Britney Spears's first memoir illuminates the enduring power of music and love—and the importance of a woman telling her own story, on her own terms, at last.
Compelling ... She’s well aware of her circumstances, and her memoir reads like a long exhale. As if by chronicling the trauma she’s experienced she is finally able to let it go, or perhaps burn it all down ... It’s not a particularly uplifting read, though relief and rebellion course through it ... Much has been made of the 'bombshell' revelations from this memoir...but vastly more interesting are the quiet revelations about herself ... The second half of The Woman in Me, which details Spears’ years in the conservatorship, reads like a feminist horror story — Charlotte Perkins Gilman’s Goth classic The Yellow Wallpaper come to sinister life ... Deeply chilling.
What Spears fills in, in prose that is chatty and confiding and occasionally salty, is the ongoing thrum of family dysfunction and fear ... Throughout the book, Spears repeatedly portrays her relationship to creativity as a kind of pure soul connection, a private communion with godliness independent of outside forces and opinion.

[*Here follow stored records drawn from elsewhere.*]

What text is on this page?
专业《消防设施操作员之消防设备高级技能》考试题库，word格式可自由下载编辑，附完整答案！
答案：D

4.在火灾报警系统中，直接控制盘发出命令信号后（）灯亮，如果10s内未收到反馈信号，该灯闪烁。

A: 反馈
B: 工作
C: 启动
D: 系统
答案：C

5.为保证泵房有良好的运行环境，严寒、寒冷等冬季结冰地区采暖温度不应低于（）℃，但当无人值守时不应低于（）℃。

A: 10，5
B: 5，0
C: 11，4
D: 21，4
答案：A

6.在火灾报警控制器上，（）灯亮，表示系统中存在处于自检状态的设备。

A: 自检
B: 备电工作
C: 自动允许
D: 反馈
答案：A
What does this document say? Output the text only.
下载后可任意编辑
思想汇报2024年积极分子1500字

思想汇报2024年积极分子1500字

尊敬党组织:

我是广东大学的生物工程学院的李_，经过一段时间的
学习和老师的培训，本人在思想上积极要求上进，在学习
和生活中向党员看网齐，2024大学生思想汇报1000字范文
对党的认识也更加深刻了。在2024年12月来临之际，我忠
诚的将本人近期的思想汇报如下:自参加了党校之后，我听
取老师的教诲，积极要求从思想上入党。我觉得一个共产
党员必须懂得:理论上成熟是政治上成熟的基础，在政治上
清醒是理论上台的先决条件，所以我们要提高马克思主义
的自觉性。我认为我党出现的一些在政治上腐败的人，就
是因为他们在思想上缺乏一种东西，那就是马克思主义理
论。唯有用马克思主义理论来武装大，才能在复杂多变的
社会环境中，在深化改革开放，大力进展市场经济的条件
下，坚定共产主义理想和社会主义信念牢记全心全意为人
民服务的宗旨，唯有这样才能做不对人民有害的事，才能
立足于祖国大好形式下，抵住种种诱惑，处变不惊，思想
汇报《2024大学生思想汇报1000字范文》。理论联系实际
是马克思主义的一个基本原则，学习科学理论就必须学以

Details on the actual salient process of music-making, though, are scant ... The mostly linear narrative in “The Woman In Me” tends to treat these moments and many other well-documented highlights of her career as passing or ancillary, a distant cacophony muffled by the much louder noise of her personal struggles. Still, the facts of it are presented so cleanly and candidly that Woman seems designed to be read in one sitting. It’s nearly impossible to come out of it without empathy for and real outrage on behalf of Spears ... As freely confessional and often furious as it is, The Woman in Me isn’t quite the blazing feminist manifesto that some witnesses to history may have wanted Spears to write, nor the kind of granular, completist portrait-of-an-artist autobiography that others have dutifully supplied in the past. It could be argued, though, that she never stopped telling us who she was.
The buzzy memoir presents the facts of Spears' life in a strikingly straightforward manner, delivering even the most harrowing passages in a casual, conversational tone. By sharing her story in unemotional terms, Spears creates distance between herself and the childish, incapable image of her proliferated by her conservatorship ... Moving ... Moments of introspection are fleeting. The book leaves the reader with the sense that she hasn't yet totally figured out who she is. Ultimately, what is clear is that Britney Spears is a woman recovering from trauma. And we ought to give her the space to do so.